Marijuana Legalization Would Add A New Player into Pot Policy

Mark Kleiman has offered some intriguing observations (here and here) regarding what may happen if a state legalizes marijuana this November. He forecasts the responses of state government, federal government and legalization activists, all of which is fine as far as it goes, but he leaves out an important detail: Legalization would create a new player in pot politics, namely whoever sells legal pot.

As we have seen with the drugs we have already legalized (e.g., alcohol) a legal industry in psychoactive substances will make a great deal of money and use it to keep regulatory structures weak. In Oregon, the legalization initiative gives the private pot production industry a baseline of control (self-regulation only) that the alcohol and tobacco companies could only dream of. In the other states, any new industry will immediately go to work eliminating the weak regulatory controls proposed in the initatives.

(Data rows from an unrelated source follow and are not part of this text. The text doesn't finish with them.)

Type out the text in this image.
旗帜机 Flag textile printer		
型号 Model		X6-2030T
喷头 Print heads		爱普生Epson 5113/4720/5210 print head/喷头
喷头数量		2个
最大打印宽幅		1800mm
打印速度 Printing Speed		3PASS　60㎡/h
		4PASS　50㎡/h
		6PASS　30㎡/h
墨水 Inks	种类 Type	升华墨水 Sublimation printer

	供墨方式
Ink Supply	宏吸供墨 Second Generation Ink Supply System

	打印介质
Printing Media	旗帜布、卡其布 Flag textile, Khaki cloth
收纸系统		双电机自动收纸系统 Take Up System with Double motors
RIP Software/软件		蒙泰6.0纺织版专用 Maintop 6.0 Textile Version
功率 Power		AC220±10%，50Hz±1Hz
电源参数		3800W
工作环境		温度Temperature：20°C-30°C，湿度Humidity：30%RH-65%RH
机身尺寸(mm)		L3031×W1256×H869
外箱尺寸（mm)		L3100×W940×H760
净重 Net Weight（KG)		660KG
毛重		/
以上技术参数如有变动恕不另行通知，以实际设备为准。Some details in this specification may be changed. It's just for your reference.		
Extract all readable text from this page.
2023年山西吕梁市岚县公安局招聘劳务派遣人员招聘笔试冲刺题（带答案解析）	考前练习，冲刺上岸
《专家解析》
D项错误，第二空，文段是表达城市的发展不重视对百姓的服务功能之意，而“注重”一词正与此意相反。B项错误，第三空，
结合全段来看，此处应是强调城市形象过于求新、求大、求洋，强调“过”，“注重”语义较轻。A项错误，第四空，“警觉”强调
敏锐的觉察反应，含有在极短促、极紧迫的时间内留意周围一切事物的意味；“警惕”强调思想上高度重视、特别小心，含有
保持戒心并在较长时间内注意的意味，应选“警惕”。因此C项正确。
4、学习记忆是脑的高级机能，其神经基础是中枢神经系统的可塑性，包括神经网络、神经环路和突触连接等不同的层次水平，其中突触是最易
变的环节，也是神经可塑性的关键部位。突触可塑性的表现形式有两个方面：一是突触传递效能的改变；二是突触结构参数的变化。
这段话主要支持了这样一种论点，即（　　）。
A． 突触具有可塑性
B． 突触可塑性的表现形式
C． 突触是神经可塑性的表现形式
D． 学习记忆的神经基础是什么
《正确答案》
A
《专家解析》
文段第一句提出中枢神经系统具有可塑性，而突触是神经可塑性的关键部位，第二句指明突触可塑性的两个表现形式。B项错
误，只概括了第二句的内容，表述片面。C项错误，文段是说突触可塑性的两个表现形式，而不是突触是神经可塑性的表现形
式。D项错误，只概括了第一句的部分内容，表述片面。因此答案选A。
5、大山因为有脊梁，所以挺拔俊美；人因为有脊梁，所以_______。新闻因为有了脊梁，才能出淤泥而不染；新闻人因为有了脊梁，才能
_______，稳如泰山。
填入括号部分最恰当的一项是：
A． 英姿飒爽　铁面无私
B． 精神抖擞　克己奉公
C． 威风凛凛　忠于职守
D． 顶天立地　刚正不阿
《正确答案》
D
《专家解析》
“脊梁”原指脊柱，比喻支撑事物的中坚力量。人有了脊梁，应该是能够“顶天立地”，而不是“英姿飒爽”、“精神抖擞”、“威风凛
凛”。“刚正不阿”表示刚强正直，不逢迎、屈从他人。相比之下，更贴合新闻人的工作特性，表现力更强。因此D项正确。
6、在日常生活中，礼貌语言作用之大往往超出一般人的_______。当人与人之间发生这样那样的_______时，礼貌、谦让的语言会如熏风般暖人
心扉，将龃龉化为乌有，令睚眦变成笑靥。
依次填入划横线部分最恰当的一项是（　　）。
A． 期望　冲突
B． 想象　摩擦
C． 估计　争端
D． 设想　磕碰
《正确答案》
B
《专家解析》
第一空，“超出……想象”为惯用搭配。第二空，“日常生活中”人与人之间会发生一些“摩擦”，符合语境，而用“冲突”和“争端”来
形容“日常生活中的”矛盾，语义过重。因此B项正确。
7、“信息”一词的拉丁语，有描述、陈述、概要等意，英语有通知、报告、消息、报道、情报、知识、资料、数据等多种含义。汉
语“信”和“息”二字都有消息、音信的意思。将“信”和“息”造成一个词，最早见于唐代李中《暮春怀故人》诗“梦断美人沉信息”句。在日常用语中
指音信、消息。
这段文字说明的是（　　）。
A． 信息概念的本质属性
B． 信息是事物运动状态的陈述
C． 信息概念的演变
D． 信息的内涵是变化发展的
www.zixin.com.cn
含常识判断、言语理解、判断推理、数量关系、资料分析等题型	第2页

How successful these new corporate entities will be in their lobbying isn’t knowable, but it is clear that one cannot predict post-legalization scenarios without taking into account the actions of this new player in the game.

Author: Keith Humphreys

Keith Humphreys is the Esther Ting Memorial Professor of Psychiatry at Stanford University and an Honorary Professor of Psychiatry at Kings College London. His research, teaching and writing have focused on addictive disorders, self-help organizations (e.g., breast cancer support groups, Alcoholics Anonymous), evaluation research methods, and public policy related to health care, mental illness, veterans, drugs, crime and correctional systems. Professor Humphreys' over 300 scholarly articles, monographs and books have been cited over thirteen thousand times by scientific colleagues. He is a regular contributor to Washington Post and has also written for the New York Times, Wall Street Journal, Washington Monthly, San Francisco Chronicle, The Guardian (UK), The Telegraph (UK), Times Higher Education (UK), Crossbow (UK) and other media outlets.

3 thoughts on “Marijuana Legalization Would Add A New Player into Pot Policy”

  1. Yeah. Just like the grape growers in California and their experience with alcohol prohibition. At one time, those grape growers lived on the criminal edge. Now they have the largest cash crop in the state (behind marijuana). In some communities, they are even respected people. Read up on it a little, and how they engineered a state initiative in 1932 to repeal state alcohol prohibition laws.

    But the reality is that the marijuana market is huge right now, easily into the billions, and perhaps as large as the market for beer. You have three basic choices for who will control the market, make all the rules, set all the production standards, and collect all those billions. The choices are:

    1) Government
    2) Private Business
    3) Organized crime

    We have chosen organized crime to run this trade and collect all the billions. If you oppose legalization then you should explain why you think that giving the whole business to organized crime will produce the best results.